Metacam for Dogs: Don’t Let the Pain Remain

Metacam - generic name Meloxicam - is a non-steroidal, anti-inflammatory drug. It usually is in the form of liquid (though it also comes as a subcutaneous injection) given to dogs to remedy symptoms that occur in osteoarthritis, especially for the much-older ones.  As it is, this particular brand of NSAID has proven effective in alleviating symptoms of pain, fever and inflammation. The drug acts by preventing prostaglandins from being released into the bloodstream, and therefore, preventing pangs of pain at the onset.

With dogs - as with people - age renders them slow, stiff at the joints, and languid with their movements. This is most commonly caused by arthritis, and for canine cases, metacam gives a longer lasting comfort by acting preferentially on COX-2 receptors. This lends greater freedom for older dogs to move: from climbing the stairs or running a few moments a day.

The amount of dosage depends on the weight of the dog. And as it is administered orally in liquid form, the dosage adjustment remains to be convenient and flexible. Some veterinarians might prescribe the tablet form, but as pet owners have reported, administration of the tablet form is not as easy as that for the liquid form. And as long as the preparations are taken into account (study of benefits and contraindications, studying the medical history of the dog, considering the weight, the age, the rate of activity, and the overall condition of the dog), the canine reception of the drug will prove very safe and easy (more often than not due to the honey flavor of the drug, to which dogs have responded well).

The drug can be taken whether before or after the dog has eaten; however, if some adverse (or even uncommon) effects take place, it is better to seek consultation immediately.

Being one of the drugs approved by the FDA, metacam is safe, as long as it is used as per requirement, or as recommended by trusted animal health-care specialists. However, dog owners should always be wary and on the lookout, should the following symptoms crop up: vomiting, excessive lethargy, marked lack of appetite, and diarrhea (which, upon further examination, produce samples with blood).
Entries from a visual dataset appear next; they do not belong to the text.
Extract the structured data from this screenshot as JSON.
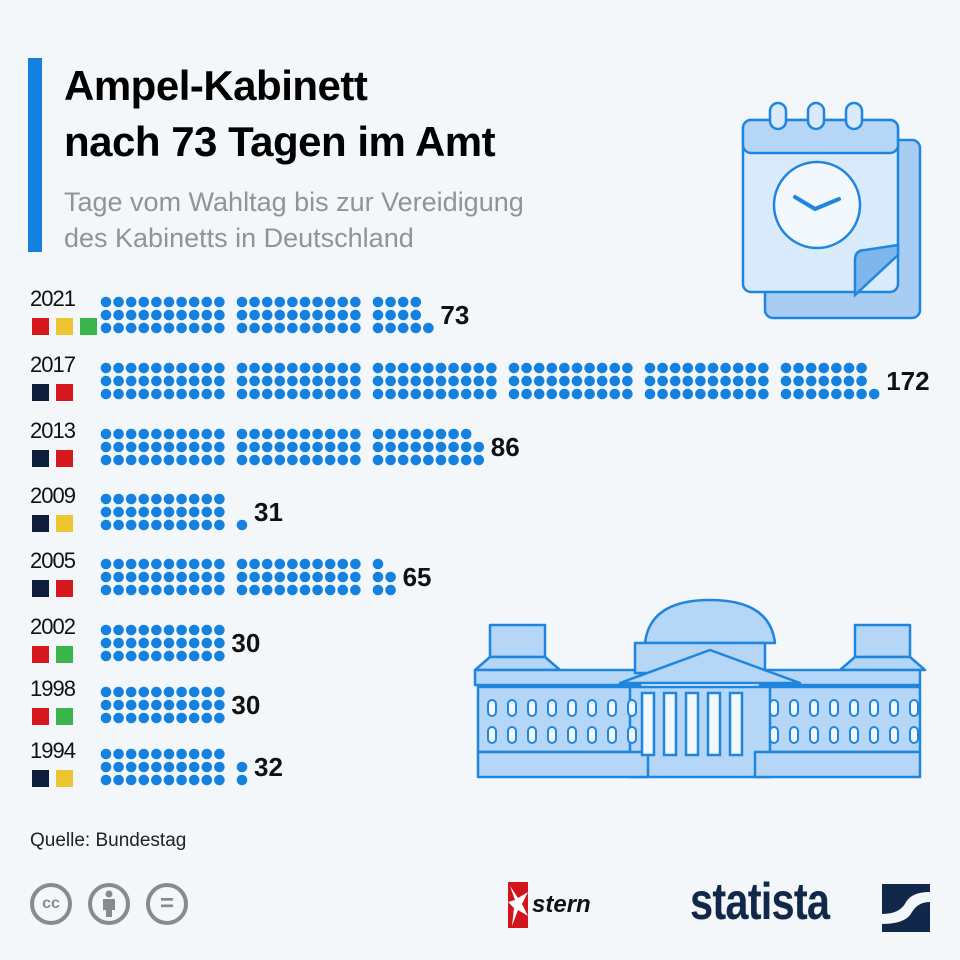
{
  "header": {
    "title_line1": "Ampel-Kabinett",
    "title_line2": "nach 73 Tagen im Amt",
    "subtitle_line1": "Tage vom Wahltag bis zur Vereidigung",
    "subtitle_line2": "des Kabinetts in Deutschland"
  },
  "colors": {
    "accent": "#1481e0",
    "dot": "#1481e0",
    "red": "#d7191f",
    "yellow": "#ecc530",
    "green": "#39b54a",
    "black": "#0e1d3a"
  },
  "chart_data": {
    "type": "bar",
    "title": "Ampel-Kabinett nach 73 Tagen im Amt",
    "subtitle": "Tage vom Wahltag bis zur Vereidigung des Kabinetts in Deutschland",
    "xlabel": "",
    "ylabel": "Tage",
    "unit_note": "each dot = 1 day",
    "categories": [
      "2021",
      "2017",
      "2013",
      "2009",
      "2005",
      "2002",
      "1998",
      "1994"
    ],
    "values": [
      73,
      172,
      86,
      31,
      65,
      30,
      30,
      32
    ],
    "coalitions": [
      [
        "red",
        "yellow",
        "green"
      ],
      [
        "black",
        "red"
      ],
      [
        "black",
        "red"
      ],
      [
        "black",
        "yellow"
      ],
      [
        "black",
        "red"
      ],
      [
        "red",
        "green"
      ],
      [
        "red",
        "green"
      ],
      [
        "black",
        "yellow"
      ]
    ]
  },
  "footer": {
    "source": "Quelle: Bundestag",
    "license_icons": [
      "cc-icon",
      "attribution-icon",
      "no-derivatives-icon"
    ],
    "cc_label": "cc",
    "nd_label": "=",
    "stern_label": "stern",
    "statista_label": "statista"
  }
}
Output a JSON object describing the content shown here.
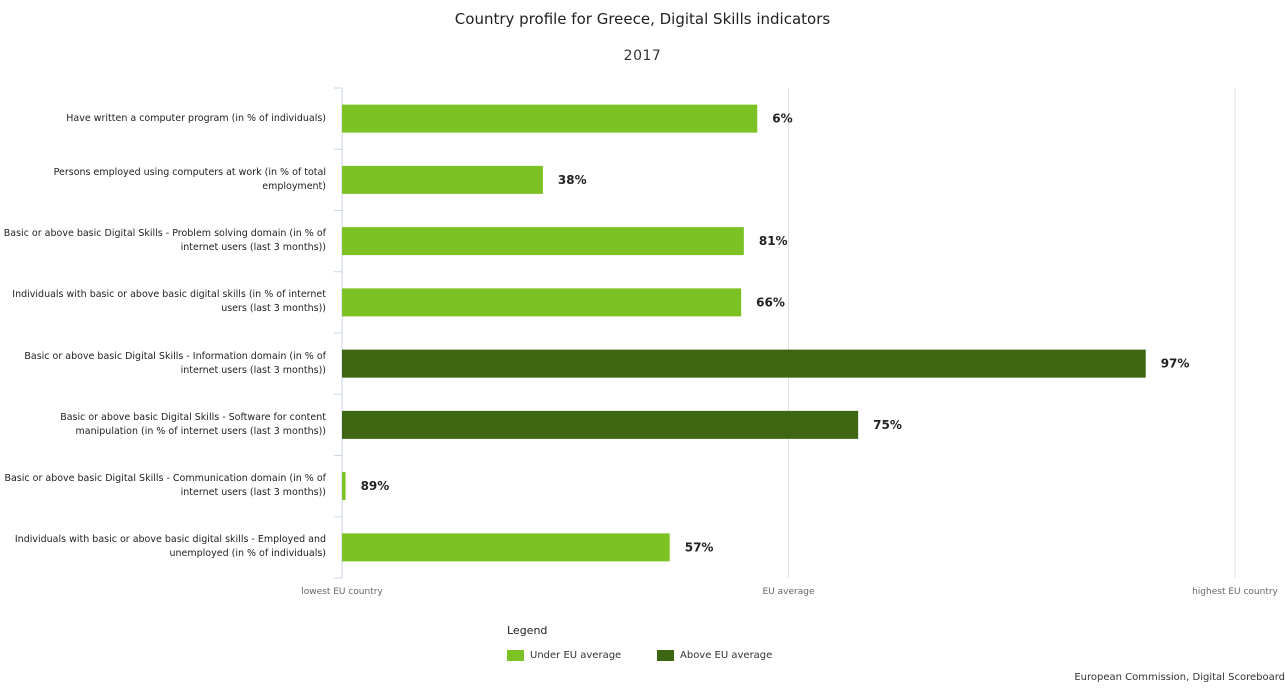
{
  "colors": {
    "under": "#7dc225",
    "above": "#3c6612",
    "grid": "#e2e2e2"
  },
  "chart_data": {
    "type": "bar",
    "orientation": "horizontal",
    "title": "Country profile for Greece, Digital Skills indicators",
    "subtitle": "2017",
    "categories": [
      "Have written a computer program (in % of individuals)",
      "Persons employed using computers at work (in % of total employment)",
      "Basic or above basic Digital Skills - Problem solving domain (in % of internet users (last 3 months))",
      "Individuals with basic or above basic digital skills (in % of internet users (last 3 months))",
      "Basic or above basic Digital Skills - Information domain (in % of internet users (last 3 months))",
      "Basic or above basic Digital Skills - Software for content manipulation (in % of internet users (last 3 months))",
      "Basic or above basic Digital Skills - Communication domain (in % of internet users (last 3 months))",
      "Individuals with basic or above basic digital skills - Employed and unemployed (in % of individuals)"
    ],
    "values": [
      0.465,
      0.225,
      0.45,
      0.447,
      0.9,
      0.578,
      0.004,
      0.367
    ],
    "data_labels": [
      "6%",
      "38%",
      "81%",
      "66%",
      "97%",
      "75%",
      "89%",
      "57%"
    ],
    "status": [
      "under",
      "under",
      "under",
      "under",
      "above",
      "above",
      "under",
      "under"
    ],
    "xaxis_ticks": [
      "lowest EU country",
      "EU average",
      "highest EU country"
    ],
    "xlim": [
      0,
      1
    ],
    "grid": true
  },
  "legend": {
    "title": "Legend",
    "items": [
      {
        "label": "Under EU average",
        "status": "under"
      },
      {
        "label": "Above EU average",
        "status": "above"
      }
    ]
  },
  "credits": "European Commission, Digital Scoreboard"
}
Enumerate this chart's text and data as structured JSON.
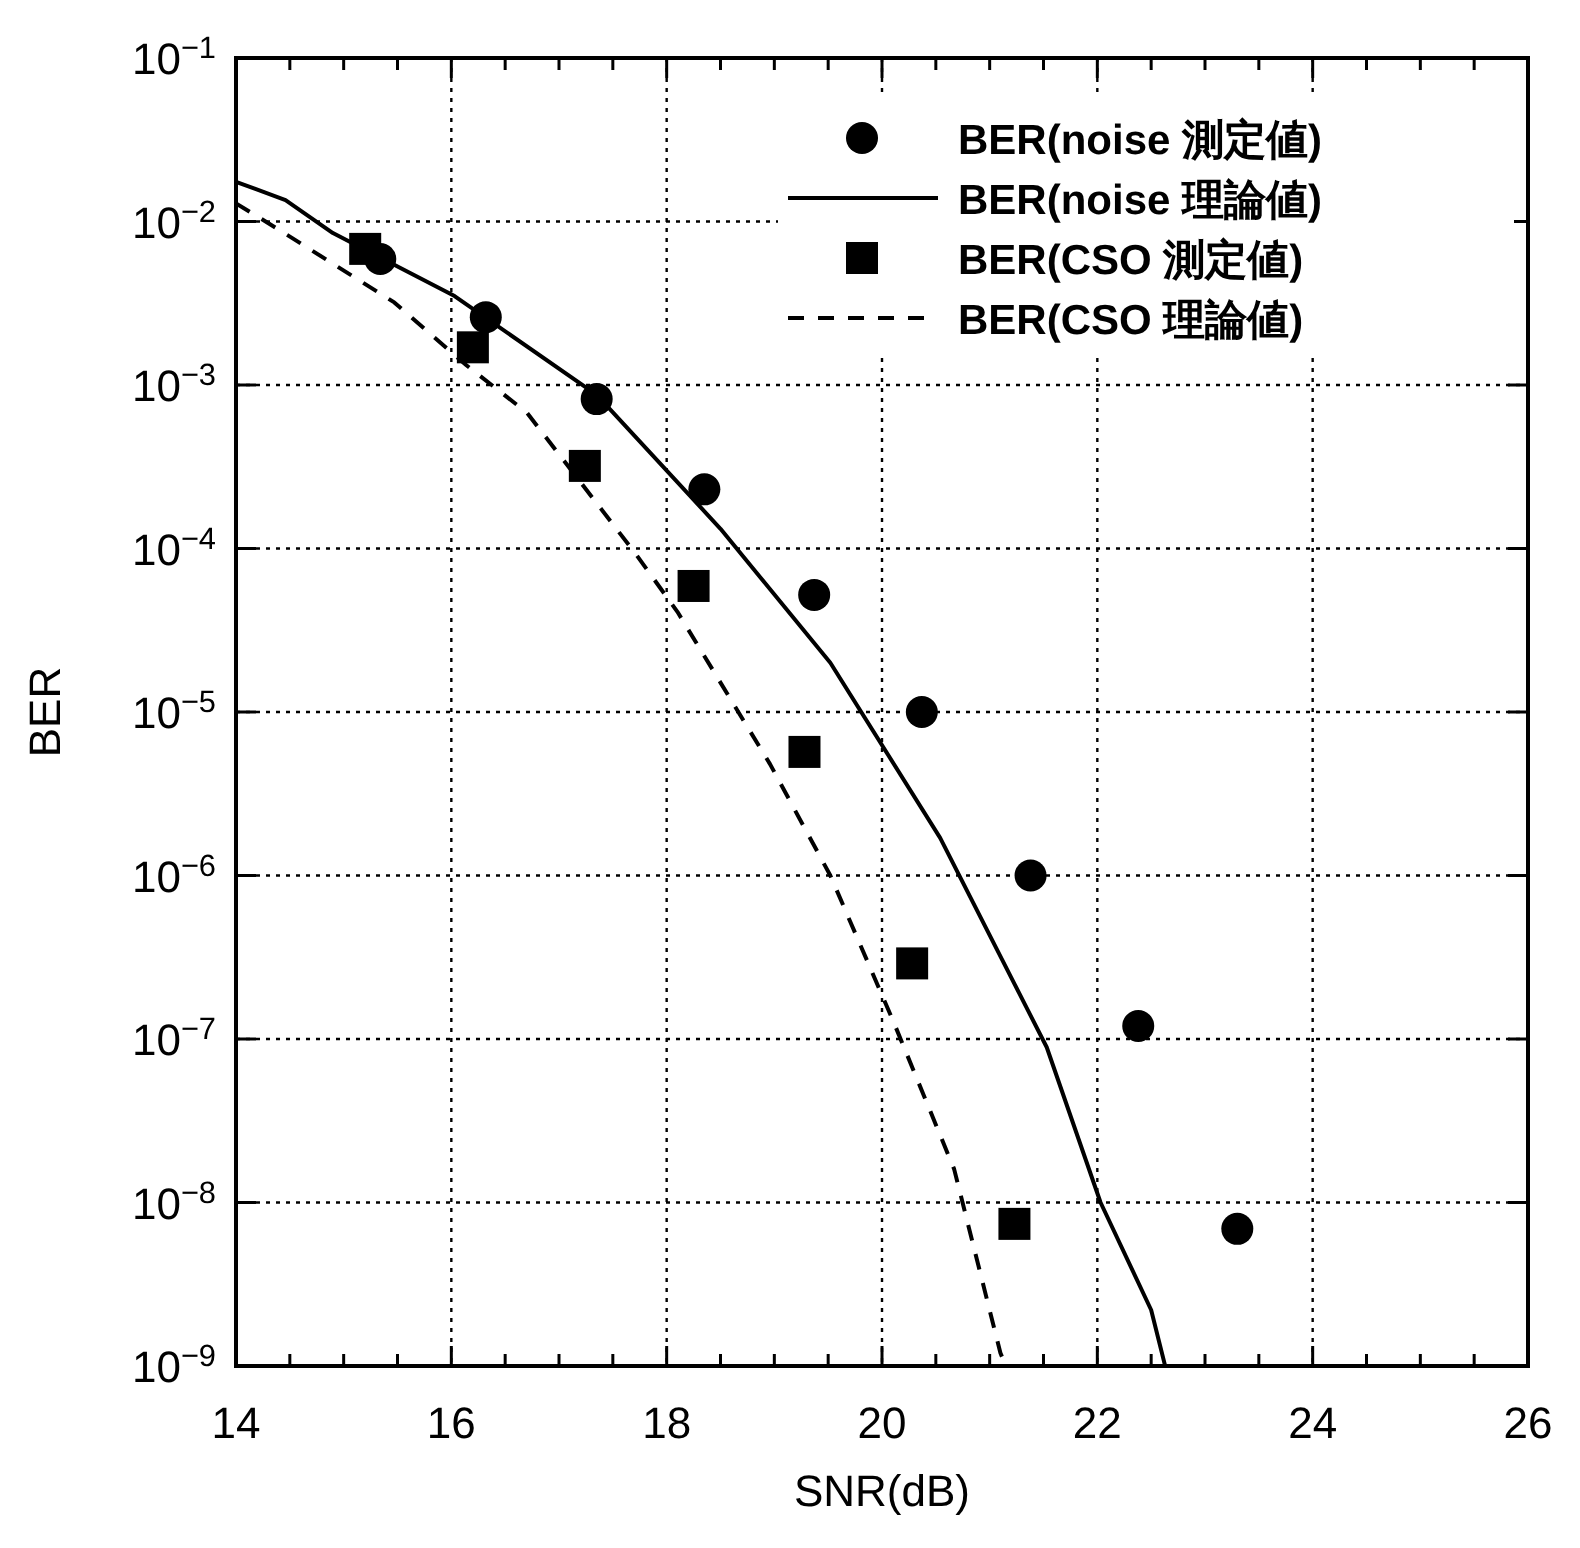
{
  "chart_data": {
    "type": "line",
    "xlabel": "SNR(dB)",
    "ylabel": "BER",
    "log": "y",
    "grid": true,
    "legend": "top right",
    "xlim": [
      14,
      26
    ],
    "ylim": [
      1e-09,
      0.1
    ],
    "xticks": [
      14,
      {
        "value": 14.5,
        "label": null
      },
      {
        "value": 15,
        "label": null
      },
      {
        "value": 15.5,
        "label": null
      },
      16,
      {
        "value": 16.5,
        "label": null
      },
      {
        "value": 17,
        "label": null
      },
      {
        "value": 17.5,
        "label": null
      },
      18,
      {
        "value": 18.5,
        "label": null
      },
      {
        "value": 19,
        "label": null
      },
      {
        "value": 19.5,
        "label": null
      },
      20,
      {
        "value": 20.5,
        "label": null
      },
      {
        "value": 21,
        "label": null
      },
      {
        "value": 21.5,
        "label": null
      },
      22,
      {
        "value": 22.5,
        "label": null
      },
      {
        "value": 23,
        "label": null
      },
      {
        "value": 23.5,
        "label": null
      },
      24,
      {
        "value": 24.5,
        "label": null
      },
      {
        "value": 25,
        "label": null
      },
      {
        "value": 25.5,
        "label": null
      },
      26
    ],
    "yticks": [
      {
        "value": 1e-09,
        "label": "10$^{−9}$"
      },
      {
        "value": 1e-08,
        "label": "10$^{−8}$"
      },
      {
        "value": 1e-07,
        "label": "10$^{−7}$"
      },
      {
        "value": 1e-06,
        "label": "10$^{−6}$"
      },
      {
        "value": 1e-05,
        "label": "10$^{−5}$"
      },
      {
        "value": 0.0001,
        "label": "10$^{−4}$"
      },
      {
        "value": 0.001,
        "label": "10$^{−3}$"
      },
      {
        "value": 0.01,
        "label": "10$^{−2}$"
      },
      {
        "value": 0.1,
        "label": "10$^{−1}$"
      }
    ],
    "series": [
      {
        "name": "BER(noise 測定値)",
        "type": "scatter",
        "marker": "circle",
        "color": "#000000",
        "x": [
          15.34,
          16.32,
          17.35,
          18.35,
          19.37,
          20.37,
          21.38,
          22.38,
          23.3
        ],
        "values": [
          0.0059,
          0.0026,
          0.00082,
          0.00023,
          5.2e-05,
          1e-05,
          1e-06,
          1.2e-07,
          6.9e-09
        ]
      },
      {
        "name": "BER(noise 理論値)",
        "type": "line",
        "marker": "none",
        "line_style": "solid",
        "color": "#000000",
        "x": [
          14,
          14.46,
          14.9,
          16.03,
          17.35,
          18.5,
          19.52,
          20.54,
          21.53,
          22.03,
          22.5,
          22.63
        ],
        "values": [
          0.0175,
          0.0135,
          0.0085,
          0.0035,
          0.00087,
          0.000132,
          2e-05,
          1.7e-06,
          8.9e-08,
          1e-08,
          2.2e-09,
          1e-09
        ]
      },
      {
        "name": "BER(CSO 測定値)",
        "type": "scatter",
        "marker": "square",
        "color": "#000000",
        "x": [
          15.2,
          16.2,
          17.24,
          18.25,
          19.28,
          20.28,
          21.23
        ],
        "values": [
          0.0068,
          0.0017,
          0.00032,
          5.9e-05,
          5.7e-06,
          2.9e-07,
          7.4e-09
        ]
      },
      {
        "name": "BER(CSO 理論値)",
        "type": "line",
        "marker": "none",
        "line_style": "dashed",
        "color": "#000000",
        "x": [
          14,
          14.4,
          15.47,
          16.14,
          16.7,
          17.7,
          18.1,
          18.96,
          19.52,
          20.11,
          20.67,
          21.1,
          21.15
        ],
        "values": [
          0.0129,
          0.0089,
          0.0032,
          0.00132,
          0.00068,
          9.5e-05,
          4.1e-05,
          4.8e-06,
          1e-06,
          1.26e-07,
          1.6e-08,
          1.2e-09,
          1e-09
        ]
      }
    ]
  }
}
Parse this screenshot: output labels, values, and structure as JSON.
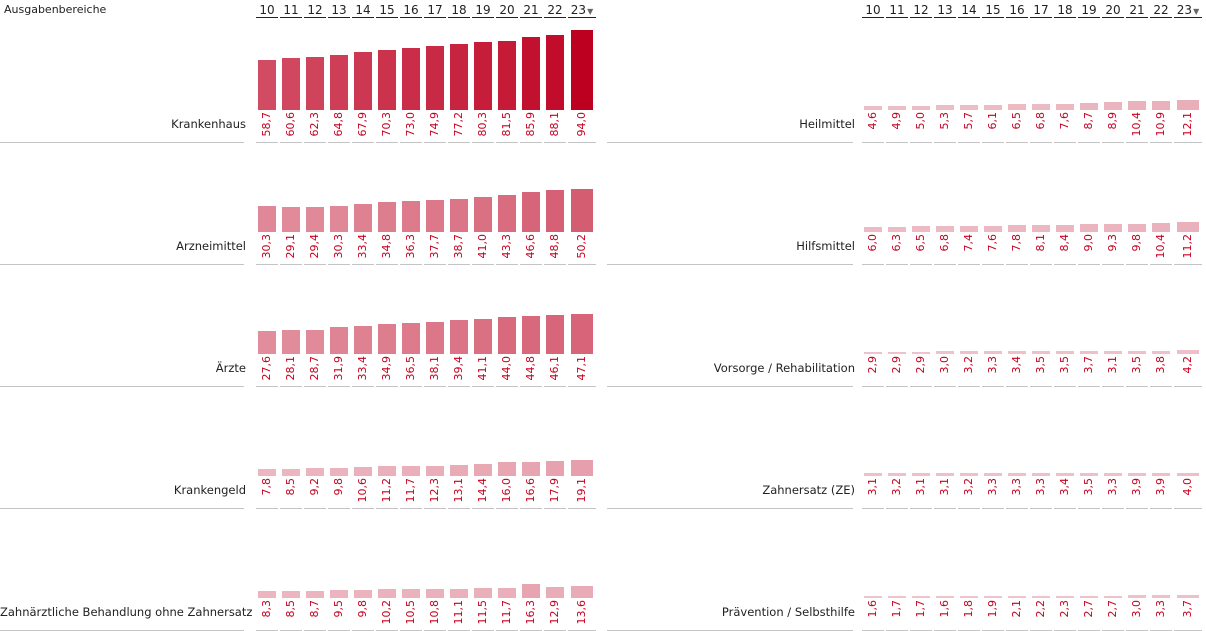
{
  "chart_data": {
    "type": "bar",
    "title": "Ausgabenbereiche",
    "years": [
      "10",
      "11",
      "12",
      "13",
      "14",
      "15",
      "16",
      "17",
      "18",
      "19",
      "20",
      "21",
      "22",
      "23"
    ],
    "colors": {
      "low": "#f0c8d0",
      "high": "#be0020",
      "value_text": "#c8001e"
    },
    "series": [
      {
        "name": "Krankenhaus",
        "panel": "left",
        "values": [
          "58,7",
          "60,6",
          "62,3",
          "64,8",
          "67,9",
          "70,3",
          "73,0",
          "74,9",
          "77,2",
          "80,3",
          "81,5",
          "85,9",
          "88,1",
          "94,0"
        ]
      },
      {
        "name": "Arzneimittel",
        "panel": "left",
        "values": [
          "30,3",
          "29,1",
          "29,4",
          "30,3",
          "33,4",
          "34,8",
          "36,3",
          "37,7",
          "38,7",
          "41,0",
          "43,3",
          "46,6",
          "48,8",
          "50,2"
        ]
      },
      {
        "name": "Ärzte",
        "panel": "left",
        "values": [
          "27,6",
          "28,1",
          "28,7",
          "31,9",
          "33,4",
          "34,9",
          "36,5",
          "38,1",
          "39,4",
          "41,1",
          "44,0",
          "44,8",
          "46,1",
          "47,1"
        ]
      },
      {
        "name": "Krankengeld",
        "panel": "left",
        "values": [
          "7,8",
          "8,5",
          "9,2",
          "9,8",
          "10,6",
          "11,2",
          "11,7",
          "12,3",
          "13,1",
          "14,4",
          "16,0",
          "16,6",
          "17,9",
          "19,1"
        ]
      },
      {
        "name": "Zahnärztliche Behandlung ohne Zahnersatz",
        "panel": "left",
        "values": [
          "8,3",
          "8,5",
          "8,7",
          "9,5",
          "9,8",
          "10,2",
          "10,5",
          "10,8",
          "11,1",
          "11,5",
          "11,7",
          "16,3",
          "12,9",
          "13,6"
        ]
      },
      {
        "name": "Heilmittel",
        "panel": "right",
        "values": [
          "4,6",
          "4,9",
          "5,0",
          "5,3",
          "5,7",
          "6,1",
          "6,5",
          "6,8",
          "7,6",
          "8,7",
          "8,9",
          "10,4",
          "10,9",
          "12,1"
        ]
      },
      {
        "name": "Hilfsmittel",
        "panel": "right",
        "values": [
          "6,0",
          "6,3",
          "6,5",
          "6,8",
          "7,4",
          "7,6",
          "7,8",
          "8,1",
          "8,4",
          "9,0",
          "9,3",
          "9,8",
          "10,4",
          "11,2"
        ]
      },
      {
        "name": "Vorsorge / Rehabilitation",
        "panel": "right",
        "values": [
          "2,9",
          "2,9",
          "2,9",
          "3,0",
          "3,2",
          "3,3",
          "3,4",
          "3,5",
          "3,5",
          "3,7",
          "3,1",
          "3,5",
          "3,8",
          "4,2"
        ]
      },
      {
        "name": "Zahnersatz (ZE)",
        "panel": "right",
        "values": [
          "3,1",
          "3,2",
          "3,1",
          "3,1",
          "3,2",
          "3,3",
          "3,3",
          "3,3",
          "3,4",
          "3,5",
          "3,3",
          "3,9",
          "3,9",
          "4,0"
        ]
      },
      {
        "name": "Prävention / Selbsthilfe",
        "panel": "right",
        "values": [
          "1,6",
          "1,7",
          "1,7",
          "1,6",
          "1,8",
          "1,9",
          "2,1",
          "2,2",
          "2,3",
          "2,7",
          "2,7",
          "3,0",
          "3,3",
          "3,7"
        ]
      }
    ],
    "ylim": [
      0,
      94
    ]
  }
}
These might be just outward signs of greater bodily disruptions that drug misuse might have already caused. These are reduced blood clotting, mild to serious renal damage, kidney damage to kidney failure, and damage to the lining of the stomach, sometimes even ulcers.

For dogs that have a record of being hypersensitive to NSAIDs or of the similar nature, it is best that the owners forego the use of metacam altogether. Veterinarians and experts have advised that it is not worth taking chances, when there are other medical factors to consider that might not bring about the optimum drug effects. It is also prohibited for animals which are lactating, pregnant, suffering already from bowel problems or dehydration, or those which are already taking in aspirin prescriptions.

That being said, pet owners should always consider the opinions of a veterinarian or a specialist before giving doses to the dogs.